Richard began by framing his performance-lecture as something which might further help him to understand his experience as a human being-in fact, he referred to art in general as this.

I noticed that this somewhat broad, poetic lens provided by Richard allowed me to accept what was shown as clearly part of this vast mission. In this space I found I was happy to absorb and accept aspects of this work as meaningful and connected to his initial framing, due to his giving permission to think of this work in the broadest sense possible. It struck me that being given this permission somehow altered my way of seeing, that it somehow quietened my critical mind…I also trusted him-his experience, his presence, his long years of experimentation and development. Somehow for me he showed all of this, just in the way he was in the space, the way he dedicated his work to several important women in his life (one of which doesn’t exist), the way he showed us his Tai Chi. With his presence he told the story of his longitude as an artist, especially in the most abstract moments of the work.

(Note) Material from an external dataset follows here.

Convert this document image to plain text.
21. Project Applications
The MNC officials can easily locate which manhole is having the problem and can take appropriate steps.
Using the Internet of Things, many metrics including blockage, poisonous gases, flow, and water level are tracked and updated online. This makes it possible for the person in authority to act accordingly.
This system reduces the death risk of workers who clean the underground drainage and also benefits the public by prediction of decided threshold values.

I particularly enjoyed what appeared to be a kind of authentic movement practice (?) as part of the presentation.  I took this to be an attempt at an absolute and unleashed freedom in the performance space, and within oneself-more because these are close to inquiries in my work rather than any surety that that’s what the work was intending to provoke in it’s audience.  I noticed it seemed difficult, that that work is still developing, that the journey of understanding one’s experience is still happening…

3. A daily practice.

Over the past couple of weeks I have been in London working on Fatherland with my collaborator Tim, who is a drummer. Every morning we practiced what we named as ‘transition.’ Based on a weekly practice I have of dancing with my eyes closed on the beach, this was a timed period in the mornings before any talking or eating, where I would explore my own physicality in space and Tim would explore his own rhythmic and physical sensitivity in relation to his drums. This happened simultaneously, but not necessarily ‘together’ in a classical dance/music relationship. We called this a practice, as we are interested in arriving at a place of authenticity and absolute presence, and this is not immediately/ever possible.  We have found that to do this we must allow ourselves to be led by a part of us which is beyond our own intellect.  It is a more momentary, and visceral response to the present and in fact, when the mind becomes too involved, it becomes something else. Something too contrived, too recognisable, too performed almost. Thinking about what to do and doing it is different to just simply doing in the immediacy if the moment. We consider the latter to feel like a freedom from intellect, reasoning, criticism. We have been considering this practice as an attempt to move towards an absolute creative freedom, away from our own sense of aesthetic fascism and censorship.  This has been our daily practice.  A kind of performance yoga, I suppose.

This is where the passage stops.